I would like to begin by thanking Dr. John Falconer for his five years of service as President of the Specialists of BC. I am honoured and humbled to take over from him as your new SBC President. During my time in this role, it is my goal to foster an organization grounded in the principles of inclusion, collaboration, transparency and balance of representation across the diversity of specialties in the SBC tent.
As we emerge from the pandemic there are many issues facing Specialist care: the future of virtual medicine, post-pandemic PPE requirements, surgical catch-up, to name a few. Collective advocacy will continue to be essential for Specialists and the SBC will continue to provide this.
There has been a recent push by BC Family Doctors to have family physicians recognized as specialists themselves. With their unique training and expertise in primary care and a knowledge base which covers the daunting breadth of medicine, our colleagues in family medicine deserve to be celebrated and respected. The proposed extension of the ‘specialist’ nomenclature to family physicians is an avenue they see to fostering this recognition. There is concern, however, that this change risks introducing confusion to the general public, licencing authorities, and the government. This situation and the related significant implications is an illustration of the necessity for Specialists (as we have been traditionally known) to have a strong counter-balancing organization of our own. Our influence is lost if we fracture into our individual specialties without the cohesive voice of the SBC. The SBC needs to remain a strong society to promote the interests of both Specialist physicians and those of our patients.
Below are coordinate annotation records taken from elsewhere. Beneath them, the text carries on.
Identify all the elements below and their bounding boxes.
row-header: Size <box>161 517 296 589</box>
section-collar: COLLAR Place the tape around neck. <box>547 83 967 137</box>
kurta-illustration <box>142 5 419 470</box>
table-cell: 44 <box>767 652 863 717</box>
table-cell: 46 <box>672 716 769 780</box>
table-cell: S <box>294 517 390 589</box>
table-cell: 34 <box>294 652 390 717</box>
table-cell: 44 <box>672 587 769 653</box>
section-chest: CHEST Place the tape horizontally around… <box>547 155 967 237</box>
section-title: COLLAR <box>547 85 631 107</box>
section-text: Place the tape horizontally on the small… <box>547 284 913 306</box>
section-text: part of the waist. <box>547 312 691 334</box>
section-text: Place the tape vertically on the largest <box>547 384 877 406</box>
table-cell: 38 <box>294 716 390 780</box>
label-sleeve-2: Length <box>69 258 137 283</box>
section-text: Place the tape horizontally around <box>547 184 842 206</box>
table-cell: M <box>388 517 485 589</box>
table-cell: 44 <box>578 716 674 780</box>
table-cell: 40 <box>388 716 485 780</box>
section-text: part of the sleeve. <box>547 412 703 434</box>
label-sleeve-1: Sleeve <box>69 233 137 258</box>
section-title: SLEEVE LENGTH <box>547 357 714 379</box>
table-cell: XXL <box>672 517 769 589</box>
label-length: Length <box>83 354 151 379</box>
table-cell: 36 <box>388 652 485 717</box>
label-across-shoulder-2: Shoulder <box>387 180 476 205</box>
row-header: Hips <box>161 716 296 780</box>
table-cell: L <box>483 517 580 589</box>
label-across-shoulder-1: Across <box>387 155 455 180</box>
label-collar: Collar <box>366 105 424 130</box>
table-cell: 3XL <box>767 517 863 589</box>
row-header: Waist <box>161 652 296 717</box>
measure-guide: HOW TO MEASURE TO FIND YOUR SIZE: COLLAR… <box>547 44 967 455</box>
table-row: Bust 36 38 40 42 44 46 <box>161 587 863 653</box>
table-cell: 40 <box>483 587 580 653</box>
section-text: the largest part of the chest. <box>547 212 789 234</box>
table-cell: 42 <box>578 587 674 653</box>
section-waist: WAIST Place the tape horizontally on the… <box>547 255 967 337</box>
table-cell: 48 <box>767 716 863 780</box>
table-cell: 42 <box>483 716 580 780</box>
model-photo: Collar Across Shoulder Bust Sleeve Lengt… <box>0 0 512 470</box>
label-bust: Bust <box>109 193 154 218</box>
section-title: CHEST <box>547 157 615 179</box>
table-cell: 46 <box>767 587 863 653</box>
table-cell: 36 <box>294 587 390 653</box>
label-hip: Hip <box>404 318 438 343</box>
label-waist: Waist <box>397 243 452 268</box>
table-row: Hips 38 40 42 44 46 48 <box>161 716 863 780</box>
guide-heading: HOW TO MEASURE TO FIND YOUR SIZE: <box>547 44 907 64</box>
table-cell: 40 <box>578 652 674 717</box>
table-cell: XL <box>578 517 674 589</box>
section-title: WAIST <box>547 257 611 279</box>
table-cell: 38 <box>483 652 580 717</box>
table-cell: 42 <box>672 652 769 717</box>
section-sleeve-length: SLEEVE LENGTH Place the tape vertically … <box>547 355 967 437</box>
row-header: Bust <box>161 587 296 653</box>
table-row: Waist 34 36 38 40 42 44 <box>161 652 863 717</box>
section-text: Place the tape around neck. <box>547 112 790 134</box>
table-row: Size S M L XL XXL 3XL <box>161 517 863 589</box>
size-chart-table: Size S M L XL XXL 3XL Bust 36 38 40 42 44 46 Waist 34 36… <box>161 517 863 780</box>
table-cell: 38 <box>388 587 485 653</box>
That being said, we are currently at a cross-roads in our organization, with leadership change and a tenuous membership/financial model which is in need of change if we are to remain viable. We have a lot of work to do over the next couple of years to revitalize our organization. I am confident, however, that with a collective and collaborative effort we can renew the SBC to ensure it remains a prominent and sustainable voice for Specialist care in all of its many forms.
Although I take on the job as your President with some trepidation, it is also with optimism and a hope that we can all recognize each other’s value and respect each other’s training, sacrifice, and dedication to a calling which is truly honourable and humbling – caring for each other. I look forward to working with all of you to guide the SBC through this period of renewal.
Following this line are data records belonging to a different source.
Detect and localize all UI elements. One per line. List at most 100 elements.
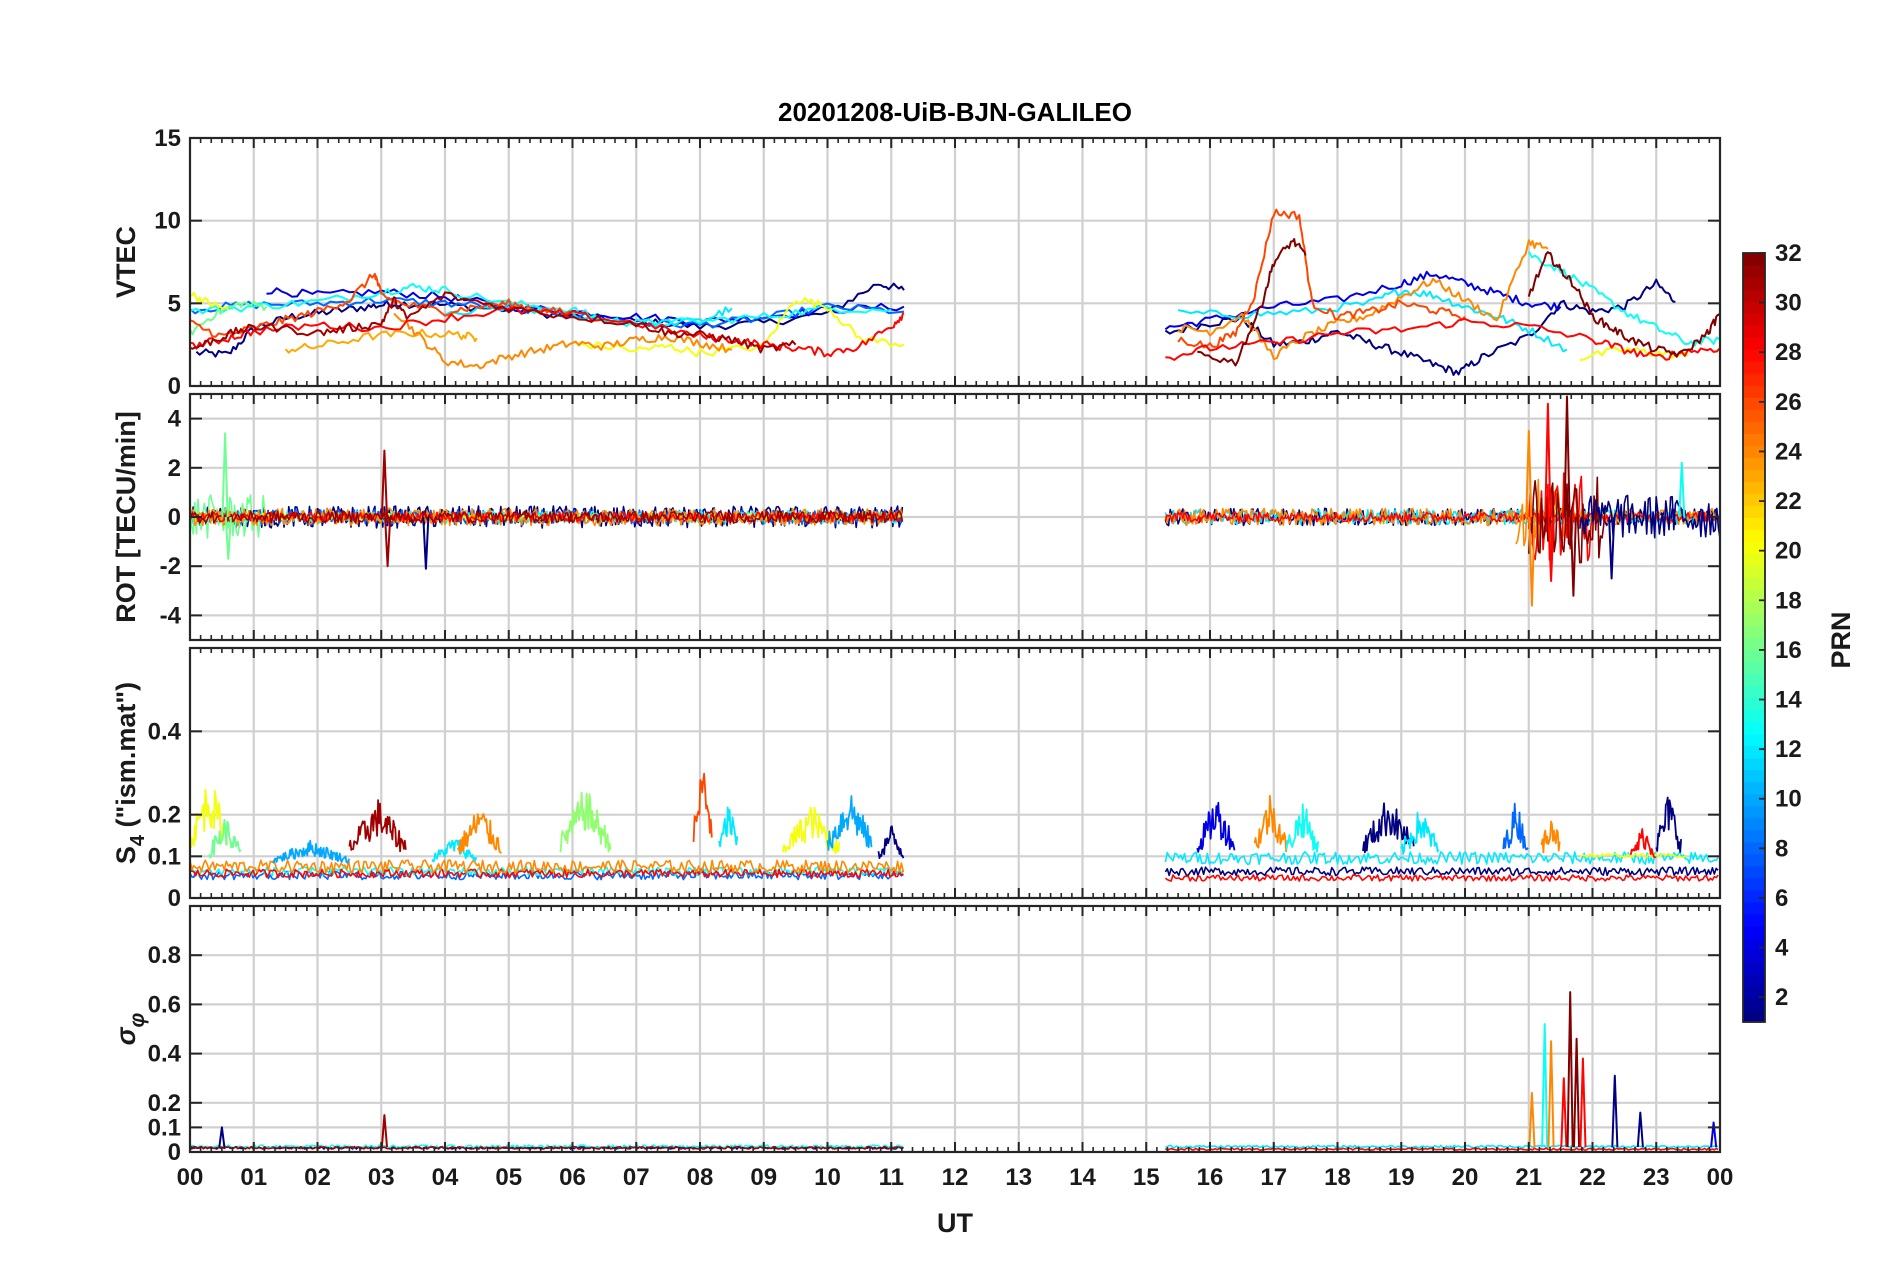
chart-title: 20201208-UiB-BJN-GALILEO — [778, 97, 1132, 127]
series-prn-1 — [1611, 1074, 1619, 1148]
colorbar-swatch — [1743, 757, 1765, 771]
series-prn-12 — [1165, 1144, 1719, 1149]
x-ticks — [189, 648, 1721, 898]
series-prn-12 — [1164, 850, 1719, 866]
series-prn-28 — [190, 868, 904, 879]
series-prn-28 — [1164, 1147, 1719, 1151]
colorbar-swatch — [1743, 409, 1765, 422]
colorbar-tick-label: 18 — [1775, 587, 1802, 614]
series-prn-12 — [1400, 811, 1440, 855]
y-ticks: 0 0.1 0.2 0.4 — [148, 718, 1720, 912]
series-prn-12 — [431, 839, 478, 863]
colorbar-swatch — [1743, 997, 1765, 1011]
y-axis-label: S4 ("ism.mat") — [111, 682, 149, 864]
colorbar-swatch — [1743, 709, 1765, 723]
colorbar-swatch — [1743, 745, 1765, 759]
colorbar-swatch — [1743, 877, 1765, 891]
x-tick-label: 02 — [304, 1164, 331, 1191]
colorbar-swatch — [1743, 625, 1765, 639]
series-prn-16 — [190, 300, 268, 336]
grid — [190, 138, 1720, 386]
colorbar-swatch — [1743, 565, 1765, 579]
series-prn-32 — [1566, 991, 1574, 1148]
colorbar-tick-label: 6 — [1775, 885, 1788, 912]
series-prn-24 — [1528, 516, 1536, 607]
series-prn-10 — [272, 839, 351, 864]
x-tick-label: 10 — [814, 1164, 841, 1191]
x-tick-label: 04 — [432, 1164, 459, 1191]
colorbar-swatch — [1743, 673, 1765, 687]
series-prn-32 — [1569, 516, 1577, 597]
y-tick-label: 2 — [168, 455, 181, 482]
colorbar-tick-label: 14 — [1775, 687, 1802, 714]
series-prn-17 — [559, 791, 612, 853]
colorbar-swatch — [1743, 373, 1765, 386]
series-prn-31 — [384, 516, 392, 568]
colorbar-swatch — [1743, 925, 1765, 939]
series-prn-28 — [1544, 402, 1552, 518]
colorbar-swatch — [1743, 265, 1765, 278]
colorbar-swatch — [1743, 589, 1765, 603]
y-tick-label: 0.2 — [148, 1090, 181, 1117]
grid — [190, 906, 1720, 1152]
colorbar-swatch — [1743, 457, 1765, 470]
y-axis-label: ROT [TECU/min] — [111, 411, 141, 622]
series-prn-16 — [221, 432, 229, 518]
series-prn-28 — [1528, 472, 1594, 562]
y-tick-label: 0.4 — [148, 1041, 182, 1068]
colorbar-tick-label: 12 — [1775, 736, 1802, 763]
series-prn-26 — [1177, 208, 1466, 349]
series-group — [190, 991, 1719, 1151]
colorbar-swatch — [1743, 913, 1765, 927]
series-prn-20 — [1579, 852, 1688, 859]
series-prn-32 — [1528, 476, 1606, 564]
series-prn-13 — [1527, 251, 1720, 348]
x-tick-label: 11 — [879, 1164, 904, 1191]
colorbar-swatch — [1743, 517, 1765, 530]
colorbar-swatch — [1743, 577, 1765, 591]
colorbar-swatch — [1743, 661, 1765, 675]
y-tick-label: 0.8 — [148, 942, 181, 969]
series-prn-32 — [1527, 251, 1720, 358]
series-prn-32 — [1563, 395, 1571, 518]
series-prn-24 — [1528, 1092, 1536, 1148]
series-prn-13 — [1678, 461, 1686, 518]
series-prn-13 — [1285, 803, 1319, 853]
series-prn-32 — [1573, 1037, 1581, 1148]
y-tick-label: 4 — [168, 406, 182, 433]
colorbar-swatch — [1743, 445, 1765, 458]
series-prn-24 — [1525, 429, 1533, 518]
colorbar-swatch — [1743, 805, 1765, 819]
colorbar-swatch — [1743, 889, 1765, 903]
series-prn-12 — [1164, 508, 1720, 526]
y-ticks: -4 -2 0 2 4 — [160, 406, 1720, 629]
x-tick-label: 08 — [687, 1164, 714, 1191]
series-prn-28 — [1164, 511, 1720, 523]
series-prn-1 — [1164, 278, 1676, 376]
colorbar-frame — [1742, 252, 1766, 1023]
x-tick-label: 07 — [623, 1164, 650, 1191]
colorbar-tick-label: 8 — [1775, 835, 1788, 862]
series-group — [190, 772, 1719, 882]
x-tick-label: 14 — [1069, 1164, 1096, 1191]
series-prn-20 — [190, 291, 230, 311]
series-prn-26 — [190, 272, 573, 338]
y-tick-label: 0 — [168, 1139, 181, 1166]
colorbar-swatch — [1743, 637, 1765, 651]
x-tick-labels: 00 01 02 03 04 05 06 07 08 09 10 11 12 13 14 15 16 17 18 19… — [177, 1164, 1734, 1191]
y-tick-label: -4 — [160, 602, 182, 629]
y-tick-label: 0.6 — [148, 991, 181, 1018]
series-prn-13 — [190, 1144, 904, 1149]
colorbar-swatch — [1743, 601, 1765, 615]
series-prn-24 — [456, 813, 502, 854]
y-axis-label: σφ — [111, 1012, 149, 1045]
x-tick-label: 00 — [177, 1164, 204, 1191]
series-prn-24 — [1540, 820, 1561, 854]
colorbar-swatch — [1743, 481, 1765, 494]
series-prn-1 — [1636, 1111, 1644, 1148]
series-group — [190, 208, 1720, 376]
colorbar-swatch — [1743, 541, 1765, 554]
series-prn-8 — [1502, 802, 1529, 851]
Please reach out any time and if you wish to be more involved in the SBC, let us know! The SBC runs on your engagement!
Wishing you all a well-deserved restful summer.
Dr. Chris Hoag
President, Specialists of BC
Below is a summary of some of the highlights of issues that your Executive is currently working on:
- SBC Renewal: The report from the SBC Renewal Working Group (RWG) was endorsed unanimously by specialty groups at the April 29 Council of Specialists meeting. The Executive is now beginning the work to implement its multiple recommendations. Regular updates will be provided to Council as a standing item at Council meetings during this process. A highlight of the RWG recommendations include:
- New membership collection model designed to decrease individual dues while diffusing the costs across the breadth of specialists for whom the SBC advocates
- Lower barriers to meeting attendance by maintaining virtual meetings once COVID subsides; as of February 2022, we will alternate in-person and virtual Council of Specialists meetings
- Increased meeting relevance – in addition to the traditional format of presentations from other organizations, we will have task-oriented discussions on topics of concern to specialty groups as a regular part of Council meetings. As an example, the next SBC meeting in September will include a discussion on what the roles of the Disparity Data and Overhead Working Group (DDOWG) should be going forward.
- DDOWG Revitalization: The DDOWG will become a standing committee with balanced representation from medical/surgical/diagnostic specialties. A new name, updated terms of reference and regular reporting requirements to Council will be introduced, while the power to endorse recommendations of the new committee will remain with Council. In addition to addressing inter-sectional disparity, this committee should also inform the allocation process between family doctors and Specialists and other economic issues, such as the gender pay gap and full-time equivalent (FTE) definition.
- “Specialists” in Family Medicine: Many of you will be aware of the recent collaboration by BC Family Doctors and the College of Family Practice of BC to rebrand family doctors as “specialists in family medicine.” The expressed motivation behind this effort is to raise the profile of and increase respect for family doctors. Your Executive has concerns about this development including:
- Lack of consultation with Specialists
- Contravention of College of Physicians and Surgeons of BC (CPSBC) bylaws which prohibit family doctors from referring to themselves as ‘specialists’
- Potential confusion by the public
- Possible misrepresentation of qualifications (consider the family physician with an ‘area of interest’)
- Future funding implications of this nomenclature change
Over the last three months, we have engaged with the CPSBC to ask for their position on this development and to express our concerns, underlining the importance of maintaining the distinction between Primary Care/Family Practice and Consultant Specialist care.
- Other ongoing advocacy: We continue to advocate for clear personal protective equipment (PPE) guidelines as we begin to emerge from the pandemic and as provincial health orders pertaining to PPE begin to relax. We also need to keep pace with the communication codes that our family doctor colleagues enjoy. We will continue to engage with our partner organizations on these issues.